Merawat Kehidupan Bersama
Kota Bogor adalah ruang bersama.
Di dalamnya hidup masyarakat dengan latar belakang dan keyakinan yang beragam. Karena itu, kehidupan kota membutuhkan lebih dari sekadar aturan. Ia membutuhkan sikap saling menghormati dan kesediaan untuk menjaga kebersamaan.
Kehadiran para pemuka agama dalam doa tersebut menjadi sebuah gambaran sederhana tentang ruang bersama itu.
Berbeda dalam keyakinan, tetapi dapat bertemu dalam harapan yang sama:
agar Kota Bogor menjadi tempat yang lebih baik bagi seluruh masyarakatnya.
Ulama dan Kehidupan Kota
Bagi MUI Kota Bogor, kehidupan keumatan tidak berdiri sendiri dari kehidupan masyarakat secara keseluruhan.
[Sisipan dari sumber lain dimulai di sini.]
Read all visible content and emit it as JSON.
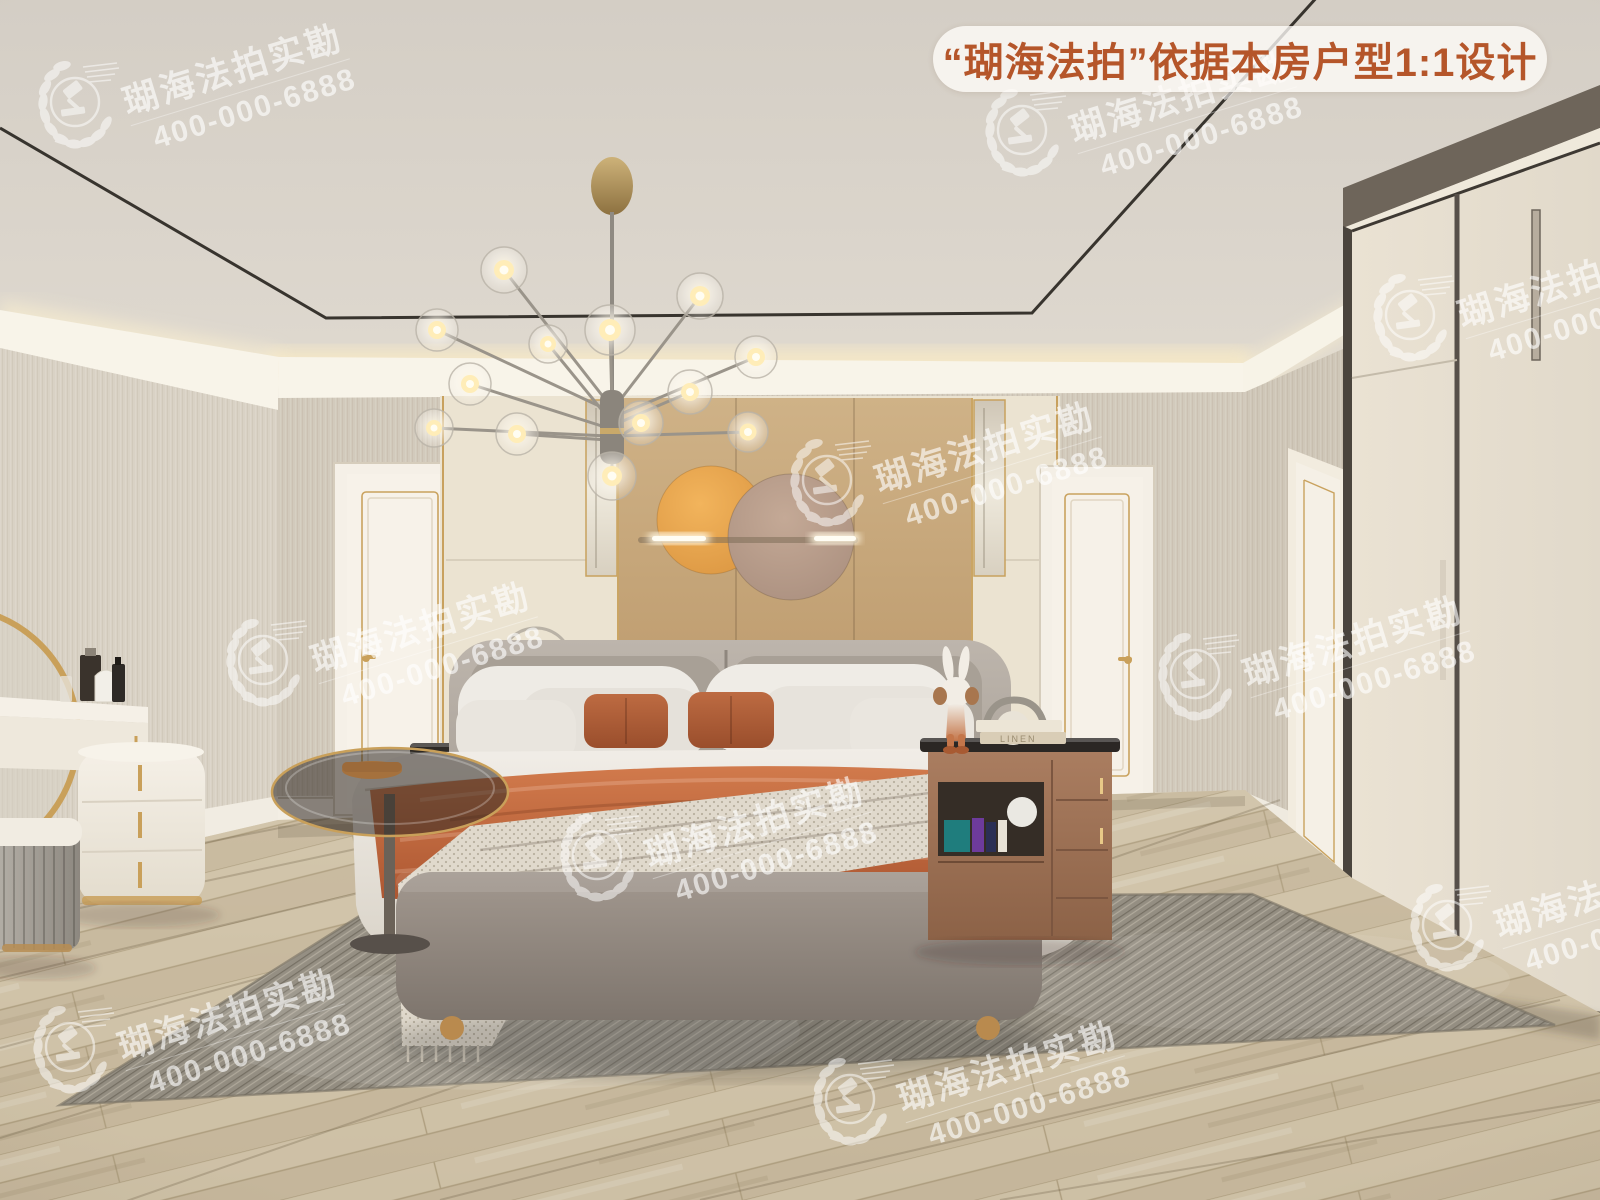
{
  "banner": {
    "text": "“瑚海法拍”依据本房户型1:1设计",
    "text_color": "#b5562a",
    "background": "rgba(255,253,248,0.78)"
  },
  "watermark": {
    "logo_icon": "gavel-laurel-logo",
    "brand_text": "瑚海法拍实勘",
    "phone": "400-000-6888",
    "color": "#ffffff"
  },
  "decor": {
    "book_spine_text": "LINEN"
  },
  "scene": {
    "type": "bedroom-interior-render",
    "palette": {
      "accent_gold": "#c9a05a",
      "wall_greige": "#d3ccbe",
      "headboard_panel_tan": "#c6a87c",
      "wall_art_orange": "#e8a84e",
      "wall_art_taupe": "#b59a8c",
      "throw_terracotta": "#c2693f",
      "rug_gray": "#938d81",
      "floor_wood": "#cdc0a7",
      "cove_light": "#fff1cc"
    },
    "objects": [
      "tray-ceiling",
      "cove-light",
      "sputnik-chandelier",
      "headboard-wall-panel",
      "wall-circles-art",
      "light-bar",
      "double-bed",
      "nightstand-left",
      "nightstand-right",
      "kaws-bunny-figurine",
      "arc-table-lamp",
      "arch-chair",
      "glass-side-table",
      "ring-sculpture",
      "vanity-dresser",
      "round-gold-mirror",
      "pleated-ottoman",
      "perfume-bottles",
      "wardrobe",
      "door-back-left",
      "door-back-right",
      "door-right-wall",
      "area-rug",
      "wood-floor"
    ]
  }
}
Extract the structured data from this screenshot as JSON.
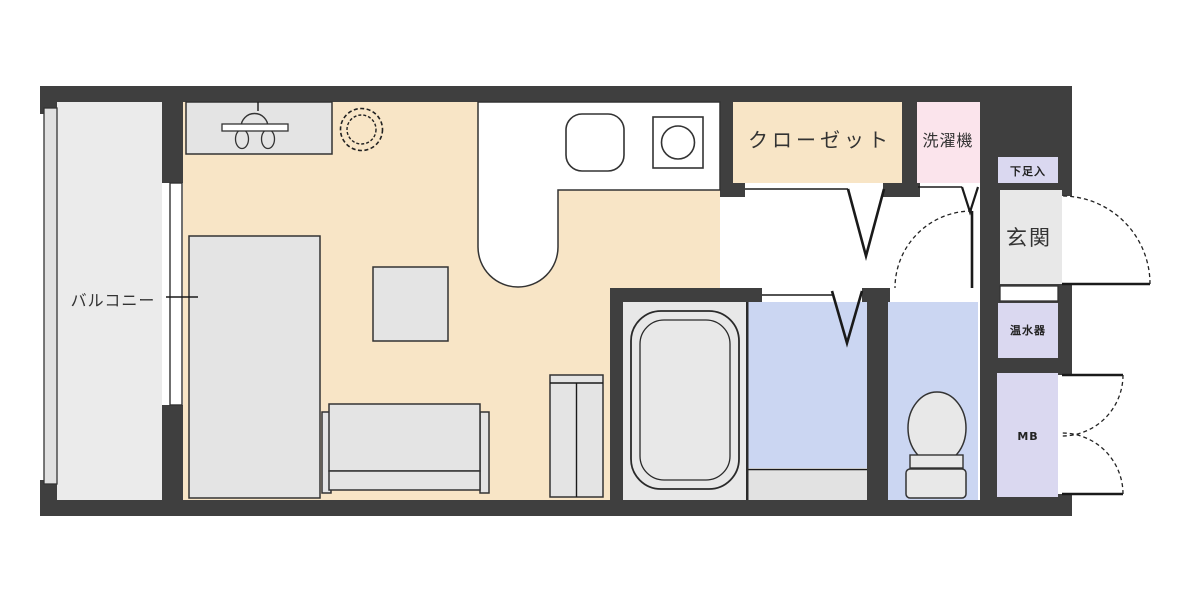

Ulama memiliki tanggung jawab untuk membimbing umat.
Pemerintah memiliki amanah untuk melayani masyarakat.
Dan keduanya membutuhkan hubungan yang baik dengan seluruh unsur masyarakat.
Di situlah silaturahmi menemukan maknanya.
Bukan untuk menghapus perbedaan, tetapi untuk menemukan ruang kebaikan yang dapat dikerjakan bersama.
Menjaga Harapan
Setiap pergantian kepemimpinan membawa harapan baru.
Namun harapan itu tidak cukup hanya disampaikan dalam kata-kata.
Ia membutuhkan kerja.
Membutuhkan keteladanan.
Dan membutuhkan doa.
Semoga kepemimpinan Kota Bogor senantiasa diberikan kekuatan untuk menjalankan amanah, diberikan kebijaksanaan dalam mengambil keputusan, serta mampu menghadirkan kemaslahatan bagi seluruh masyarakat.
Karena pada akhirnya, kota yang baik bukan hanya tempat manusia tinggal.
Ia adalah tempat manusia belajar hidup bersama.
Sumber: Pemerintah Kota Bogor, Pemuka Agama Panjatkan Doa Untuk Kepemimpinan Dedie-Jenal, 20 Februari 2025.